Die Neuigkeiten aus Griechenland überschlagen täglich, ja stündlich. Der
griechische Premierminister kam am 31. Oktober 2011 ohne Absprache mit
seiner Regierung und/oder der Euro-Partnerländer zum Schluss, Griechenland
brauche ein Referendum zum neuesten Griechenlandpaket der Eurozonenländer.
Kurz darauf wurde die einstimmige Zustimmung des griechischen Kabinetts zu
diesem Selbstmordkommando mitgeteilt. Doch die Einheit dauerte nicht lange.
Zuerst kam der griechische Finanzminister Evangelos Venizelos mit der
Nachricht hervor, die Mitgliedschaft in der Eurozone könne nicht von einem
Referendum abhängen. Dann meldete sich noch der griechische
Entwicklungsminister Michalis Chryssohoidis, er könne das Referendum
ebenfalls nicht mittragen. Griechenland im Chaos, dieser Befund ist nicht
neu, aber immer offensichtlicher.
Inzwischen diskutieren die Eurozonen-Mitglieder offen, ob es nicht besser
sei, wenn Griechenland die Eurozone verlasse. Der griechische Stadt wäre
Pleite, die griechischen Banken ebenso. Die Kapitalflucht würde noch
grösser. Die neue griechische Währung verlöre gegenüber dem Euro wohl
mindestens 50% ihres Wertes. So oder so, ob die
Griechen in der Eurozone bleiben oder nicht, werden die Griechen um ein
Jahrzehnt harter Anpassungen nicht herumkommen. Sie haben sich den Platz in
der Eurozone erschwindelt und danach die billigen Kredite zum Konsum
genutzt. Ihre Löhne und Renten stiegen in unrealistische Dimensionen. Die
Wettbewerbsfähigkeit der Unternehmen ging endgültig verloren.

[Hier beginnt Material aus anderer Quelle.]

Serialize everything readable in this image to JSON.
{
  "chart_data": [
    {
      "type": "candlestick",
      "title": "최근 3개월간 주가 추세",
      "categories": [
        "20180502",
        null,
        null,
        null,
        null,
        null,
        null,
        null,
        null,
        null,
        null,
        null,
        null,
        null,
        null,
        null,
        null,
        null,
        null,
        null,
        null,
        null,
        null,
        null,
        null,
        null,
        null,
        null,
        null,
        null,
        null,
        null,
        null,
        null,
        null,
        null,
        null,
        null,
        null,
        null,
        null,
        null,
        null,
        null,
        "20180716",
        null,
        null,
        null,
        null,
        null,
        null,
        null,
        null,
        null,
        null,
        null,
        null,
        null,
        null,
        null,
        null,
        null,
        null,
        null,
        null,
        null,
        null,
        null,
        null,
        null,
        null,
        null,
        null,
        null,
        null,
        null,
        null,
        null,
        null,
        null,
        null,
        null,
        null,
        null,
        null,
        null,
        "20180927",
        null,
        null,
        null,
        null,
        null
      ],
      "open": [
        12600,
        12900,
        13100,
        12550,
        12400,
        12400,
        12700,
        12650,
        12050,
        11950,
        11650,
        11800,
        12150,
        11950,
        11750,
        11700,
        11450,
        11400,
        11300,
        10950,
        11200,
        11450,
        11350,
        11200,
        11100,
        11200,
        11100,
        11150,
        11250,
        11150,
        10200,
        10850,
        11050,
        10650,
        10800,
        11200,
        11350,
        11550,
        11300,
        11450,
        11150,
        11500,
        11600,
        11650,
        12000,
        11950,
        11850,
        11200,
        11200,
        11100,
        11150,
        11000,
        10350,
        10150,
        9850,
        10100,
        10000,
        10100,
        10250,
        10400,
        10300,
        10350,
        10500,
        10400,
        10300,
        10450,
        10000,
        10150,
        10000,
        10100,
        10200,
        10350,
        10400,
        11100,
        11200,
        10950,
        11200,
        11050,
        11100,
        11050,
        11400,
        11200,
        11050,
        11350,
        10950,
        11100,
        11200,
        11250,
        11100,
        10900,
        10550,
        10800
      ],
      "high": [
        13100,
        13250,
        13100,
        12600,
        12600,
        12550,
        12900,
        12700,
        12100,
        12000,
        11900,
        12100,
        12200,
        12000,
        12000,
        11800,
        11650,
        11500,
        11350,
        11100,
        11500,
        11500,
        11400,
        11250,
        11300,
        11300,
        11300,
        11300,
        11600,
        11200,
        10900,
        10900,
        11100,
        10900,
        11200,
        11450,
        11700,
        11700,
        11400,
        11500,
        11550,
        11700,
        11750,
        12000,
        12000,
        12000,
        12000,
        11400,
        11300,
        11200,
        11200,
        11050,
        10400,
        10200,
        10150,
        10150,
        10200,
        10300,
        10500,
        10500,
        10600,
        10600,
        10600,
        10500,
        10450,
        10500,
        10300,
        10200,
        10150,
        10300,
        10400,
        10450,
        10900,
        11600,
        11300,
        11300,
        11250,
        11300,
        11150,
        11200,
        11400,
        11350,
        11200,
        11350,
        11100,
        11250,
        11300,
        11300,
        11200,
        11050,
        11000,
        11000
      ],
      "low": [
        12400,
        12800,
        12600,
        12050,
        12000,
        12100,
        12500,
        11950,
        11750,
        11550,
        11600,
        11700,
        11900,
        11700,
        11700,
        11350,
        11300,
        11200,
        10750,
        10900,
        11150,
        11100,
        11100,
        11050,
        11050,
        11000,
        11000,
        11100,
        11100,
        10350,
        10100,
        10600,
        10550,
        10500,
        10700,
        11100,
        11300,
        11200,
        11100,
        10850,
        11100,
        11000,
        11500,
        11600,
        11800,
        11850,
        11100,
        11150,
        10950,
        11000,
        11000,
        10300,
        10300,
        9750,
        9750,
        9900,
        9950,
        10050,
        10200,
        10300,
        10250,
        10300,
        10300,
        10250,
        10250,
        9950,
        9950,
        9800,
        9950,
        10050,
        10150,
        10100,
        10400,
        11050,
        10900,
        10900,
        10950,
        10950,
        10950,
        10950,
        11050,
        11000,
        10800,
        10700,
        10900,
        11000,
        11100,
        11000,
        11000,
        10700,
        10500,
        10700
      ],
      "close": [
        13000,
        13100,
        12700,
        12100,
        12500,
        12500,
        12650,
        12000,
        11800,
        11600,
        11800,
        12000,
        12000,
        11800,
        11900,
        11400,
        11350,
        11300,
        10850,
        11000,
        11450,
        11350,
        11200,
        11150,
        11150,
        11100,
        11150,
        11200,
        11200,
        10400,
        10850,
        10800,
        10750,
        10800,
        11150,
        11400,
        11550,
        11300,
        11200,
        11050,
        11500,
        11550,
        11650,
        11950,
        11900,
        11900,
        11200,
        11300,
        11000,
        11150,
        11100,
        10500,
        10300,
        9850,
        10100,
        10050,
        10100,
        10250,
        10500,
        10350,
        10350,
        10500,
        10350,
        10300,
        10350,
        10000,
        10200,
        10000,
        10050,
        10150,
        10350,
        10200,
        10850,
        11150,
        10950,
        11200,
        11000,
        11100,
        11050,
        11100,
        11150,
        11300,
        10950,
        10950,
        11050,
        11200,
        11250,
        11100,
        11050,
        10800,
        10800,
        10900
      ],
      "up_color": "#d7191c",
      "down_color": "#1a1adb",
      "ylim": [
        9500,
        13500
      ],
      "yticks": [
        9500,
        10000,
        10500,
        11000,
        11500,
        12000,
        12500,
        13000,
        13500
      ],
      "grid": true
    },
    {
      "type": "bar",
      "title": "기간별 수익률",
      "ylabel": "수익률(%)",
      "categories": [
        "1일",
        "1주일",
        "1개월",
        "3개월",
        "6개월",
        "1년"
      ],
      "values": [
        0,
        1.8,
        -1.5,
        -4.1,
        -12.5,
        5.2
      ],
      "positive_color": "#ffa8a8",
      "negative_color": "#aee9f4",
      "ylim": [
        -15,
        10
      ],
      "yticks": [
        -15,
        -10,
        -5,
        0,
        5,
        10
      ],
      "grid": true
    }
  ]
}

Auf Pump leben, Steuern hinterziehen, streiken und korrupt durchs Leben
gehen, all das gehört zu den griechischen Nationalsportarten. Doch damit ist
es nun vorbei. Das Land hat wirtschaftlich, finanziell, politisch und
moralisch abgewirtschaftet. Das Vertrauen in den griechischen Stadt und in
die Griechen ist dahin.
Doch auch die anderen Eurozonen-Mitglieder haben versagt. Der Geniestreich
des EU-Gipfels der letzten Woche bestand in einem freiwilligen 50%igen
Haarschnitt der privaten Gläubiger. Zudem sollen die europäischen
Steuerzahler den Griechen nochmals Hilfskredite in der Höhe von
€130 Milliarden gewähren. Der
Schuldenturm soll noch weiter wachsen. Bis 2020 soll so die griechische
Staatsschuld von 165% des Bruttoinlandsproduktes auf 120% des BIP sinken.

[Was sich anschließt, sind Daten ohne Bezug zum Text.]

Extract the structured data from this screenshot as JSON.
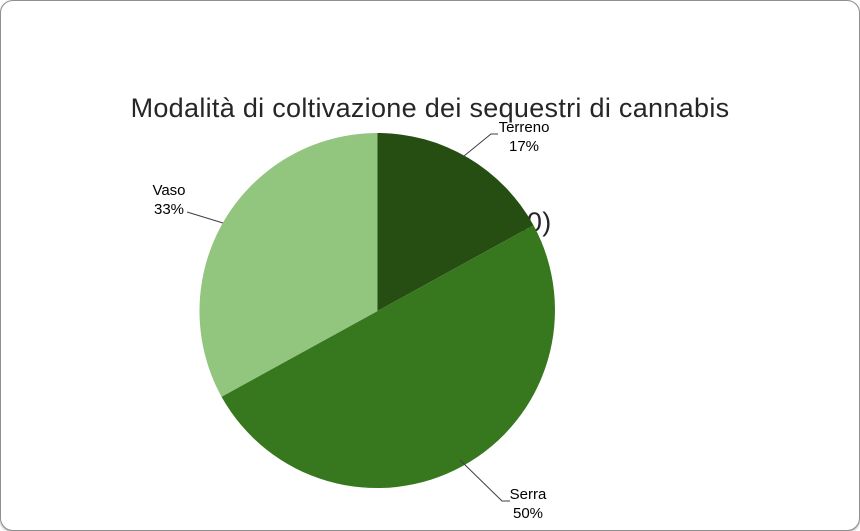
{
  "header": {
    "title_line1": "Modalità di coltivazione dei sequestri di cannabis",
    "title_line2": "(1° semestre  2020)"
  },
  "chart_data": {
    "type": "pie",
    "title": "Modalità di coltivazione dei sequestri di cannabis (1° semestre 2020)",
    "categories": [
      "Terreno",
      "Serra",
      "Vaso"
    ],
    "values": [
      17,
      50,
      33
    ],
    "slices": [
      {
        "label": "Terreno",
        "value": 17,
        "pct_label": "17%",
        "color": "#274e12"
      },
      {
        "label": "Serra",
        "value": 50,
        "pct_label": "50%",
        "color": "#37781e"
      },
      {
        "label": "Vaso",
        "value": 33,
        "pct_label": "33%",
        "color": "#92c57d"
      }
    ],
    "start_angle_deg": 0,
    "direction": "clockwise",
    "legend": "none",
    "label_style": "outside-with-leader-lines",
    "frame_border_color": "#8f8f8f",
    "background_color": "#ffffff",
    "leader_line_color": "#3f3f3f"
  }
}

Das war eine neue Märchenstunde mit Merkel und Sarkozy. Im Mai 2010 hätte
ein 50%-Haarschnitt auf allen Schulden noch genügt. Heute ist ein
Schnitt von 60%, besser noch 70%, nötig. Die griechische Schuldenlast muss
auf rund 60% des BIP gedrückt werden. Gleichzeitig müssen die
wettbewerbsfähigen Europäer in Griechenland investieren. Die Griechen müssen
für weniger Geld länger und härter arbeiten. Nicht nur die Lohnstückkosten
müssen sinken, sondern die Qualität der Produkte und Dienstleistungen muss
verbessert werden. Der aufgeblähte Staatsapparat muss radikal verkleinert
werden. Der Arbeitsmarkt muss radikal flexibilisiert werden. Mit den
Privilegien ist es vorbei. Privatisierungen, der Verkauf von Staatsbesitz
zum Schuldenabbau, die Umsetzung längst versprochener Reformen muss rasch
erfolgen.
Von den europäischen
„Hilfsgeldern“ haben die Griechen natürlich überhaupt
nicht profitiert. Sie dienten wieder einmal der Rettung von Banken und
anderen Privatinvestoren. Der Finanzsektor - nicht nur in Europa - muss
reformiert werden. Niedrigere Steuern braucht es, nicht höhere. Dafür müssen
alle Steuerschlupflöcher gestopft werden. Dazu gehören auch Trusts. Die
Banken müssen verkleinert werden. Sie müssen in einem harten Wettbewerb
miteinander stehen. Sie dürfen mit einander nicht mehr so eng verknüpft
sein, damit Dominoeffekte ausgeschlossen werden. Banken müssen sich
spezialisieren, dürfen nicht mehr zu viele Aktivitäten gleichzeitig ausüben.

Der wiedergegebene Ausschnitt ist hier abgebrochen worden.